A research team led by Sanjid Hasan has published a significant paper addressing critical gaps in Bengali Automatic Speech Recognition (ASR) and speaker diarization. Their work, 'Make It Hard to Hear, Easy to Learn,' introduces the Lipi-Ghor-882 dataset—an 882-hour multi-speaker Bengali corpus designed to tackle the severe scarcity of joint ASR and diarization resources. The research, detailing their submission to the DL Sprint 4.0 competition, systematically evaluates architectures for long-form Bengali speech, finding that simply scaling raw data is ineffective.
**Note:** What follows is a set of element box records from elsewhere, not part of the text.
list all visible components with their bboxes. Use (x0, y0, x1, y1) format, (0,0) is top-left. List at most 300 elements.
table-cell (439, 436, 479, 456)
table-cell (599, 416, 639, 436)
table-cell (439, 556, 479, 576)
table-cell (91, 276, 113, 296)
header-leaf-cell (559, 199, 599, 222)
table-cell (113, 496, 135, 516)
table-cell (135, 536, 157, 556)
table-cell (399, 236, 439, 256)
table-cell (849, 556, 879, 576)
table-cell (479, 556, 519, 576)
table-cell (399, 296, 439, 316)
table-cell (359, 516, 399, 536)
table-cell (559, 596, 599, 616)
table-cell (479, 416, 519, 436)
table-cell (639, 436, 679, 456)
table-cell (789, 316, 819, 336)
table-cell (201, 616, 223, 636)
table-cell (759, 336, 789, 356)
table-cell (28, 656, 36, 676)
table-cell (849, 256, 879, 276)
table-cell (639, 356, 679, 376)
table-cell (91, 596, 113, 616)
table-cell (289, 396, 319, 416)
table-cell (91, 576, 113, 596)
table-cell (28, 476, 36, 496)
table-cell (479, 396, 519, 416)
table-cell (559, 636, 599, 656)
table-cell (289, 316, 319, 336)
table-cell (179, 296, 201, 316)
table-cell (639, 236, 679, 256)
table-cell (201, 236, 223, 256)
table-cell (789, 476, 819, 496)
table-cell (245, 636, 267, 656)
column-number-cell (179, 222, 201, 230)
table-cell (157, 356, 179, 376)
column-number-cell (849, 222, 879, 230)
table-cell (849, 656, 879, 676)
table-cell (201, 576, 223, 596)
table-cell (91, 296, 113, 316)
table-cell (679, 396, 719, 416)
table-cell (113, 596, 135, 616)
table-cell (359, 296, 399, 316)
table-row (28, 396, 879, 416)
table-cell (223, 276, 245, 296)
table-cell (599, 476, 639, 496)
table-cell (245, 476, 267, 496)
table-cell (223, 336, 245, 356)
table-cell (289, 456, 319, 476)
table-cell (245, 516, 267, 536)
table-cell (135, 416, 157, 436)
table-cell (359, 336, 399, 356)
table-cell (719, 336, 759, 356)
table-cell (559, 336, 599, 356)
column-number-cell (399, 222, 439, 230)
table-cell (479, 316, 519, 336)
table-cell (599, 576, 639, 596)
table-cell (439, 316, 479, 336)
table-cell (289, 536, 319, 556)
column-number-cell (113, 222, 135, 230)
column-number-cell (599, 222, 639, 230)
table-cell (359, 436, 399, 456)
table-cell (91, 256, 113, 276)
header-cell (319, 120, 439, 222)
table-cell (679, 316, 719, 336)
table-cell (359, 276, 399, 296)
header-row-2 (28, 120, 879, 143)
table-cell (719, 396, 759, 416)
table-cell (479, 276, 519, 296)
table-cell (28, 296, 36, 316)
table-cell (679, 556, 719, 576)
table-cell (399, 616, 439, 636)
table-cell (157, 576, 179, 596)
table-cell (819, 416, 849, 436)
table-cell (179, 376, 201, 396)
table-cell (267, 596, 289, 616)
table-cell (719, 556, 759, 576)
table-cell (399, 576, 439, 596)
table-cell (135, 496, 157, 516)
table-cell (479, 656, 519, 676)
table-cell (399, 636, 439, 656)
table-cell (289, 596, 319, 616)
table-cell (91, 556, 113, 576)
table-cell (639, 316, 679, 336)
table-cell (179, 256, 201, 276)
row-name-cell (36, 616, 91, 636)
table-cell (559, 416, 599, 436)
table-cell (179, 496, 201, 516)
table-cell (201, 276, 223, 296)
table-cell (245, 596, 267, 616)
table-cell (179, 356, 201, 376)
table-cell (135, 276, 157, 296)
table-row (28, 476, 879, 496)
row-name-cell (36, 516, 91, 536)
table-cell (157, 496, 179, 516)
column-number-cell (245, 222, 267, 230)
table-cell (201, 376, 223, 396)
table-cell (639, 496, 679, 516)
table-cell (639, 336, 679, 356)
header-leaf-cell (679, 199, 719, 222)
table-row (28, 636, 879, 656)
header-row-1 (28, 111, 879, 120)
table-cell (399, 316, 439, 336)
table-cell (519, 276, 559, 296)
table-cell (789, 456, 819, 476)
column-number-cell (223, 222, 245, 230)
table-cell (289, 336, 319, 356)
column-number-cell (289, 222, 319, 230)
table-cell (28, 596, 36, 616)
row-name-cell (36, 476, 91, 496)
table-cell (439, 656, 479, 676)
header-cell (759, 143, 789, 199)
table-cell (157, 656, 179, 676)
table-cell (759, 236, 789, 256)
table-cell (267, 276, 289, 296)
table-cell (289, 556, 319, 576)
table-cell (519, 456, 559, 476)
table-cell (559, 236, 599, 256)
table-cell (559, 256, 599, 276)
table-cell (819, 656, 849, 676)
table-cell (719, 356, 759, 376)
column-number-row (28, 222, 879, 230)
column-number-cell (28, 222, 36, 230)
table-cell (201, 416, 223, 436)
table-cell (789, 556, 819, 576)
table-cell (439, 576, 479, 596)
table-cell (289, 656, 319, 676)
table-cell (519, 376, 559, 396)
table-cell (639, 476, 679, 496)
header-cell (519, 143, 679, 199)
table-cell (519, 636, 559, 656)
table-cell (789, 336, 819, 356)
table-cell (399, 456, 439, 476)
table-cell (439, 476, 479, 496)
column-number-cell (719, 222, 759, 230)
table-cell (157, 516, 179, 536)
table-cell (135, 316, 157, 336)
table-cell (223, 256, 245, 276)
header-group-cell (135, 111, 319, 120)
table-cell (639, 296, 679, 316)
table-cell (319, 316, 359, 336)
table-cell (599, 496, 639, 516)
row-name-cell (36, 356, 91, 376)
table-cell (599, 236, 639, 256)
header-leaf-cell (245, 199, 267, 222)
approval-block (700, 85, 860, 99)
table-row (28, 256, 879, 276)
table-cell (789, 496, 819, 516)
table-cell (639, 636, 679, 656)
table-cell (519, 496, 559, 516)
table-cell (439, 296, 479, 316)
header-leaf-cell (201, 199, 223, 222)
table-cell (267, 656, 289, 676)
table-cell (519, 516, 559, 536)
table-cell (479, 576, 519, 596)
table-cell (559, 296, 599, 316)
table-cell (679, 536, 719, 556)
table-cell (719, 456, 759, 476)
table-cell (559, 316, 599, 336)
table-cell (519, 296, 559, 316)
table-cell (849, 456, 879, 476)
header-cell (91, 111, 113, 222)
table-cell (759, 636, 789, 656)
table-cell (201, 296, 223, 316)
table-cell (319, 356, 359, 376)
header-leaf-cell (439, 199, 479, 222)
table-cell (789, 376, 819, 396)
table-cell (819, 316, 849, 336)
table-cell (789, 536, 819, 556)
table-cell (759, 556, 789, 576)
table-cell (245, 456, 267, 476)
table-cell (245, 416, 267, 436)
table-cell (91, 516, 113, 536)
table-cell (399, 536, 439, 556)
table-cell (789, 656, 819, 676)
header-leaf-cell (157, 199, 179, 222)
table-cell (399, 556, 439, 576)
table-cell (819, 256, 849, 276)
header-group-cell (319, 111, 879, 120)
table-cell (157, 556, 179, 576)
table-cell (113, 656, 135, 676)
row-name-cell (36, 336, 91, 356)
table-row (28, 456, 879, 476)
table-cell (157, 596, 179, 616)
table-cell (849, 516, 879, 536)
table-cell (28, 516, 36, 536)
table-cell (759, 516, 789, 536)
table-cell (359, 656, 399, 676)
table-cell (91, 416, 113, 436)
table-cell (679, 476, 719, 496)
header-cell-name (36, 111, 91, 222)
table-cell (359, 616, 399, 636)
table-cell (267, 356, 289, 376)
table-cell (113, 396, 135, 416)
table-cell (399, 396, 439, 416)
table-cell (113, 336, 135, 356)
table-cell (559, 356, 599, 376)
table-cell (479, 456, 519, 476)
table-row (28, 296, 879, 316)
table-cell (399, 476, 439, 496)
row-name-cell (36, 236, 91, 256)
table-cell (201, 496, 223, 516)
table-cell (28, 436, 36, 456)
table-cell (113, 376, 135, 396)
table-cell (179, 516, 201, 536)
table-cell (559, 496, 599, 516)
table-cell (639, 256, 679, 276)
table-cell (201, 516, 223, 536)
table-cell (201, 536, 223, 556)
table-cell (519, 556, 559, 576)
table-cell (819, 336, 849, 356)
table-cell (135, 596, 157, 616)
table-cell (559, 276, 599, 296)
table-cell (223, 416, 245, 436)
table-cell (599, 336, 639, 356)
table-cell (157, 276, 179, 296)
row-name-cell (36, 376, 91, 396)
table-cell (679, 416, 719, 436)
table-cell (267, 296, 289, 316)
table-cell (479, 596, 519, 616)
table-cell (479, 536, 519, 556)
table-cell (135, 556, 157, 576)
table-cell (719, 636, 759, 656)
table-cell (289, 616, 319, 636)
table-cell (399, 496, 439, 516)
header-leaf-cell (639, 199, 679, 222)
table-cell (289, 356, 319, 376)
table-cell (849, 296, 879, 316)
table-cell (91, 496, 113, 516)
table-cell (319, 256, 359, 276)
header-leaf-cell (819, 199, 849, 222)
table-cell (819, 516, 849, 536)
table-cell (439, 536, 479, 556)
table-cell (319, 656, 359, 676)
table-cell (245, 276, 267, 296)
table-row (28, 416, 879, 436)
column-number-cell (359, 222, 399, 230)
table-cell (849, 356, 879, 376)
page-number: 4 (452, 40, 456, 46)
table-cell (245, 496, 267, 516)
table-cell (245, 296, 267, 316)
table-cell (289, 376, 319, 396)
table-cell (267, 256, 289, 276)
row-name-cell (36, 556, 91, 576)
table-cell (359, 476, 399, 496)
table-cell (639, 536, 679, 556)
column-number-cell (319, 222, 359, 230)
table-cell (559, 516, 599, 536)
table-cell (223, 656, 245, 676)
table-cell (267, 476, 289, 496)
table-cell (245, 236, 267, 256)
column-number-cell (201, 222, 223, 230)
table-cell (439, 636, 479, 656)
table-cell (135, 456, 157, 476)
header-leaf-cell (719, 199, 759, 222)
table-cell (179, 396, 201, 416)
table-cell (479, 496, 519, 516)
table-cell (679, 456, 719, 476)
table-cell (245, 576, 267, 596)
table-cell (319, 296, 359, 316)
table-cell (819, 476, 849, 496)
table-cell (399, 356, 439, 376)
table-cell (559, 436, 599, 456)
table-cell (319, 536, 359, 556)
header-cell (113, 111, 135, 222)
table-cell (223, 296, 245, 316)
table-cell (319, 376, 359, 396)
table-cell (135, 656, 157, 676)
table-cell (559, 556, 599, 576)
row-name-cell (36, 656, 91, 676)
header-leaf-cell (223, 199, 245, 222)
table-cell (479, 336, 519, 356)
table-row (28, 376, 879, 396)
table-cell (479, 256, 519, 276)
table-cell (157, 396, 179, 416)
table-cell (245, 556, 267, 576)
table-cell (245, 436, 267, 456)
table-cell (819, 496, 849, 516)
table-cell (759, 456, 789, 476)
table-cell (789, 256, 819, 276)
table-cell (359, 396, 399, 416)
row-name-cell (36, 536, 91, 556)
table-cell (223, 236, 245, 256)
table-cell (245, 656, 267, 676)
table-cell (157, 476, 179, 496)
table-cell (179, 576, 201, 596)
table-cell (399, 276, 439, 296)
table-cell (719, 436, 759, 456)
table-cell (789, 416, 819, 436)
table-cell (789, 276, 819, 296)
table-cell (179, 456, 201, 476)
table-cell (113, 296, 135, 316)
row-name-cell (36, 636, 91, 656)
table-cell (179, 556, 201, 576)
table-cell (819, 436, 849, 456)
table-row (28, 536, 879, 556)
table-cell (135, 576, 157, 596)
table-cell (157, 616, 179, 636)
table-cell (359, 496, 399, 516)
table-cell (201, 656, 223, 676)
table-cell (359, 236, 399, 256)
Instead, they demonstrate that a novel approach of targeted fine-tuning with perfectly aligned annotations, combined with synthetic acoustic degradation (adding noise and reverberation), emerges as the most effective method for improving ASR accuracy.
For the complex task of speaker diarization—identifying 'who spoke when'—the team discovered that global state-of-the-art models like Diarizen performed poorly on their dataset. Extensive retraining yielded minimal gains, leading them to a counterintuitive solution: strategic, heuristic post-processing of baseline model outputs became the primary driver for increasing accuracy. The culmination of this research is a highly optimized dual pipeline that achieves a remarkably low Real-Time Factor (RTF) of approximately 0.019, meaning it can process audio much faster than real-time. This work establishes a new, empirically backed benchmark for practical, low-resource, long-form speech processing, providing a clear roadmap for advancing speech technology in under-resourced languages.
- Introduced the Lipi-Ghor-882 dataset, an 882-hour multi-speaker Bengali corpus for joint ASR and diarization.
- Found targeted fine-tuning with perfect alignment and synthetic noise/reverb beats raw data scaling for ASR.
- Achieved a ~0.019 Real-Time Factor with an optimized pipeline, setting a new benchmark for low-resource speech AI.
Why It Matters
Provides a scalable blueprint for building accurate, real-time speech AI for under-resourced global languages like Bengali.